Virtual Applied Data Science Training Institute (VADSTI) Training Series
Artificial Intelligence and Machine Learning for Transforming Biomedical & Healthcare Research January 31 - March 28, 2024
Date and time
Location
Online
About this event
Technological advancements and efficient use of computational tools have made it possible to generate and store large amounts of heterogeneous and complex datasets in many disciplines, including public health, clinical, biomedical, and genomics. There is therefore increased demand for data analytics capabilities including Artificial Intelligence (AI), and Machine learning (ML) to look at trends, predict outcomes, and make better clinical and health policy decisions.
The Howard University Research Centers in Minority Institutions, the AIM-AHEAD Data Science Training Core, and the Public Health Informatics Technology for District of Columbia (PHIT4DC) program is pleased to announce VADSTI 3.0, Spring 2024 Training Series to the Howard University community of researchers and beyond. The goal is to enhance data science capability and application by providing training in the foundations of programming and critical data analytic skills for planning and conducting research involving big data pertinent to biomedical, minority health and health disparities research. The Spring Training Series is project-based and will cover topics including AI and ML, Data Exploration and Visualization, Natural Language Processing and Large Language Models among others.

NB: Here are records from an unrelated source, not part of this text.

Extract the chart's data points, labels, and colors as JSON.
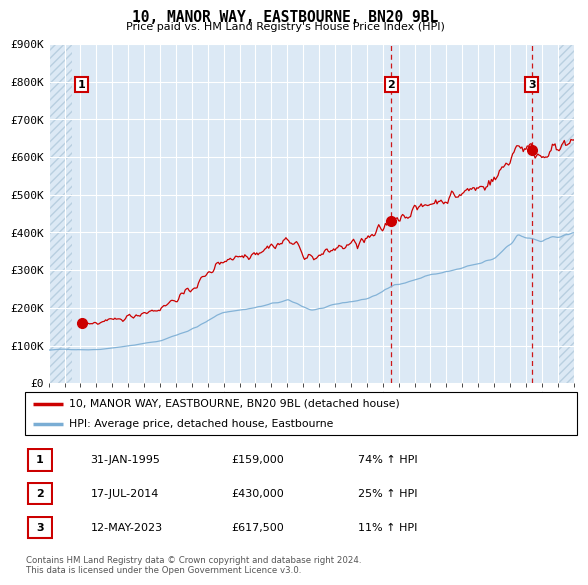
{
  "title": "10, MANOR WAY, EASTBOURNE, BN20 9BL",
  "subtitle": "Price paid vs. HM Land Registry's House Price Index (HPI)",
  "background_color": "#ffffff",
  "plot_bg_color": "#dce9f5",
  "hatch_color": "#b8cfe0",
  "grid_color": "#ffffff",
  "ylim": [
    0,
    900000
  ],
  "yticks": [
    0,
    100000,
    200000,
    300000,
    400000,
    500000,
    600000,
    700000,
    800000,
    900000
  ],
  "ytick_labels": [
    "£0",
    "£100K",
    "£200K",
    "£300K",
    "£400K",
    "£500K",
    "£600K",
    "£700K",
    "£800K",
    "£900K"
  ],
  "sale1_price": 159000,
  "sale1_label": "1",
  "sale1_x": 1995.08,
  "sale2_price": 430000,
  "sale2_label": "2",
  "sale2_x": 2014.54,
  "sale3_price": 617500,
  "sale3_label": "3",
  "sale3_x": 2023.37,
  "red_line_color": "#cc0000",
  "blue_line_color": "#7aadd4",
  "sale_dot_color": "#cc0000",
  "vline_color": "#cc0000",
  "table_rows": [
    {
      "num": "1",
      "date": "31-JAN-1995",
      "price": "£159,000",
      "hpi": "74% ↑ HPI"
    },
    {
      "num": "2",
      "date": "17-JUL-2014",
      "price": "£430,000",
      "hpi": "25% ↑ HPI"
    },
    {
      "num": "3",
      "date": "12-MAY-2023",
      "price": "£617,500",
      "hpi": "11% ↑ HPI"
    }
  ],
  "footnote": "Contains HM Land Registry data © Crown copyright and database right 2024.\nThis data is licensed under the Open Government Licence v3.0.",
  "xmin_year": 1993.0,
  "xmax_year": 2026.0,
  "hatch_xmax": 1994.5,
  "xtick_years": [
    1993,
    1994,
    1995,
    1996,
    1997,
    1998,
    1999,
    2000,
    2001,
    2002,
    2003,
    2004,
    2005,
    2006,
    2007,
    2008,
    2009,
    2010,
    2011,
    2012,
    2013,
    2014,
    2015,
    2016,
    2017,
    2018,
    2019,
    2020,
    2021,
    2022,
    2023,
    2024,
    2025,
    2026
  ]
}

For questions, contact VADSTI at vadsti@howard.edu or John Kwagyan, Ph.D. at jkwagyan@howard.edu
For more information, visit rcmi.howard.edu/vadsti24
Program Objectives & Competencies
The primary objective of the 2024 VADSTI Spring Training Series is to provide training in data science fundamentals and cloud computing skills with hands-on application to minority health and health disparity datasets. Over the course of the training program, participants will:
- Be introduced to the foundations of AI and ML.
- Learn about various classification methods for ML.
- Learn about fairness and biases in AI and ML
- Lear about data exploration, and visualization using Power BI.
- Learn about natural language processing.
- Be introduced to large language models for healthcare data.
- Learn about security in the cloud environment.
Digital Certificate of Completion: Participants who complete all the modules and submit their projects in the VADSTI GibHub Data Science Project Portfolio will receive a verified digital certificate of completion.
Evaluation: At the end of each training module, you will be requested to complete electronic feedback forms on the extent to which expectations and objectives were met.
Registration & Fees: No fees for participation, but registration is required to attend.